Insomma, a quanto pare, bisognerà attendere proprio il 21 settembre perché finisca questa estate di anatemi a senso unico contro l’evasione fiscale, in un Paese che, evidentemente, per il resto è un modello di legalità ed etica.
Abbiamo più volte sottolineato come questo Paese si sia fino ad oggi retto sull’equilibrio di due squilibri: da una parte, lavoratori dipendenti iper-garantiti, tanto più se nel pubblico impiego, al punto da poter considerare il proprio mestiere più come una proprietà (il famoso “posto”) che non come qualcosa da guadagnare ogni giorno con il proprio merito; dall’altra, lavoratori autonomi e imprese mai davvero messe con le spalle completamente al muro rispetto allo sconcio dell’evasione fiscale.
Abbiamo più volte evidenziato come questo equilibrio perverso non sia ulteriormente prorogabile: se non per un mai troppo tardivo moto di senso etico e di giustizia, quanto meno per mancanza di risorse e quindi per l’impossibilità di continuare a regalare garanzie eccessive agli uni e tollerare l’evasione troppo diffusa degli altri.

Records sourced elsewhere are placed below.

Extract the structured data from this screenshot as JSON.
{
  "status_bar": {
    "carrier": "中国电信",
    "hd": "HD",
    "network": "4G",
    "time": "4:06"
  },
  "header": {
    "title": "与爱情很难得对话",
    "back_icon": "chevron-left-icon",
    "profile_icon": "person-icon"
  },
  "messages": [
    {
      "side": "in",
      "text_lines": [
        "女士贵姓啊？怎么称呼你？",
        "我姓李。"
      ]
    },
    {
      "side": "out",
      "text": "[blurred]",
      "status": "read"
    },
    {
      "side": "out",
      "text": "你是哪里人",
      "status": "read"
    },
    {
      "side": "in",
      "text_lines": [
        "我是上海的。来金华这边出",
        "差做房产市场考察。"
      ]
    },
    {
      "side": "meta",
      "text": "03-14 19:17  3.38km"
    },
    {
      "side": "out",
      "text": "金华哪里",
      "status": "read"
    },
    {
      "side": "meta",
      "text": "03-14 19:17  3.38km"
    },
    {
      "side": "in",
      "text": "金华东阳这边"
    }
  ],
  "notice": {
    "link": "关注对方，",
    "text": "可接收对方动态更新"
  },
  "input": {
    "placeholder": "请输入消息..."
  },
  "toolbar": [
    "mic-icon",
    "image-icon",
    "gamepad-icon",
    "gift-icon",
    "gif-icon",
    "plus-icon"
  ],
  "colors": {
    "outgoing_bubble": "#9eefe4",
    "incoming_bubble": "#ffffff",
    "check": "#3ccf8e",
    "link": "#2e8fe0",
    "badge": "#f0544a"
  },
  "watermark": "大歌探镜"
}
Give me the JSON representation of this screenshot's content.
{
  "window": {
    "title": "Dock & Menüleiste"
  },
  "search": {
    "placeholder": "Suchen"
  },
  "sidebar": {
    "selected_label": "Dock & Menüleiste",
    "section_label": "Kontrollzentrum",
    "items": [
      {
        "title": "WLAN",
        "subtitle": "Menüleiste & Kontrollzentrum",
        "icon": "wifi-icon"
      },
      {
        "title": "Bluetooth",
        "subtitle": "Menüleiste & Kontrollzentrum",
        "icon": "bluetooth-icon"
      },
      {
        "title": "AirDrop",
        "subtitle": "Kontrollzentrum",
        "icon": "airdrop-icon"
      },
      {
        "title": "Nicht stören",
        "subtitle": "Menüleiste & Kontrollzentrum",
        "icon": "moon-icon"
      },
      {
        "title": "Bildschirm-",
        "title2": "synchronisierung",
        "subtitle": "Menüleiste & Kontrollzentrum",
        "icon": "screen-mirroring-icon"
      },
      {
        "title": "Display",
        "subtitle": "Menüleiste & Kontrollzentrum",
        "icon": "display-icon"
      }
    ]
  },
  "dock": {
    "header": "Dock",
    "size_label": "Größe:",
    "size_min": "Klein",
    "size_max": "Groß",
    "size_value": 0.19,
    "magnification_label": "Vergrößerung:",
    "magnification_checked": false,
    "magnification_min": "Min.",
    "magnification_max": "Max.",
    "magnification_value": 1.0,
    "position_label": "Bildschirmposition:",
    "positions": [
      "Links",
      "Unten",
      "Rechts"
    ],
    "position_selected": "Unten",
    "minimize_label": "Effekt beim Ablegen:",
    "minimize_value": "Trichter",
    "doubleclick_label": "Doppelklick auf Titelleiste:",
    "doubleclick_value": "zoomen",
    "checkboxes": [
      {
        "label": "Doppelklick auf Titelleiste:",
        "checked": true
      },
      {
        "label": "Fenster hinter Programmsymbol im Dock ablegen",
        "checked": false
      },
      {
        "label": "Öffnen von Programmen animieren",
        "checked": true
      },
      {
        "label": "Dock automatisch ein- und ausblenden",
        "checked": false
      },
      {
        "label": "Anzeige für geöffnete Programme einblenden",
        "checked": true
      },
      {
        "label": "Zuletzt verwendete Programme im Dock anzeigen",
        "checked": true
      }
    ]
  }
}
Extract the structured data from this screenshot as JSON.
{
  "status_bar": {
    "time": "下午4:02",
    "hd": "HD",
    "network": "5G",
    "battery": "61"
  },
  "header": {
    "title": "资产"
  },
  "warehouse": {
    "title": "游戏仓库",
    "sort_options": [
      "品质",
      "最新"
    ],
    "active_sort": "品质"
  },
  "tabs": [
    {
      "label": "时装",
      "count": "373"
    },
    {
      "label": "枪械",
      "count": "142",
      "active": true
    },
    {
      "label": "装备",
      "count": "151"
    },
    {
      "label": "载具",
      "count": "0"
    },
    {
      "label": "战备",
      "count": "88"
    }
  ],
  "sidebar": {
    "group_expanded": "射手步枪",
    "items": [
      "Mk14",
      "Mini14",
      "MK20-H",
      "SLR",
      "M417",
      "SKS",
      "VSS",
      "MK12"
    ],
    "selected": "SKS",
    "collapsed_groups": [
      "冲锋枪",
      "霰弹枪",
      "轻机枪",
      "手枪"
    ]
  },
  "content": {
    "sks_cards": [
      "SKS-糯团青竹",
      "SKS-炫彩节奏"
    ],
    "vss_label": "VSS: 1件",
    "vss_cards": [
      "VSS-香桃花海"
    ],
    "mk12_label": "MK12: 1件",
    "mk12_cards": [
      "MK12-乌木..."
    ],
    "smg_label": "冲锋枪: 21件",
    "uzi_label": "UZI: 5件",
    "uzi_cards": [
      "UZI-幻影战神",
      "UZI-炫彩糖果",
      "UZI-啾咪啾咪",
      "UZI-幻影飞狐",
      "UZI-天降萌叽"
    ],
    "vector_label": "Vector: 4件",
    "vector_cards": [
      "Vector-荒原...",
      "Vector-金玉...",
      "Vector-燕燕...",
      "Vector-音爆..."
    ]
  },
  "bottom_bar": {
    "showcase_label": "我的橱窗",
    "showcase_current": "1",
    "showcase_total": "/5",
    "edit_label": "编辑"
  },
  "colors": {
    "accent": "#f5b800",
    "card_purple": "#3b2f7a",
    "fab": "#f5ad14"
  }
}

Abbiamo però anche ricordato come un equilibrio perverso, che si regge su due squilibri contrapposti, può essere superato solo nella misura in cui si proceda con pari velocità e determinazione all’eliminazione di entrambi gli squilibri: diversamente, si produrrebbe solo una situazione di ancora maggiore conflittualità e tensione sociale.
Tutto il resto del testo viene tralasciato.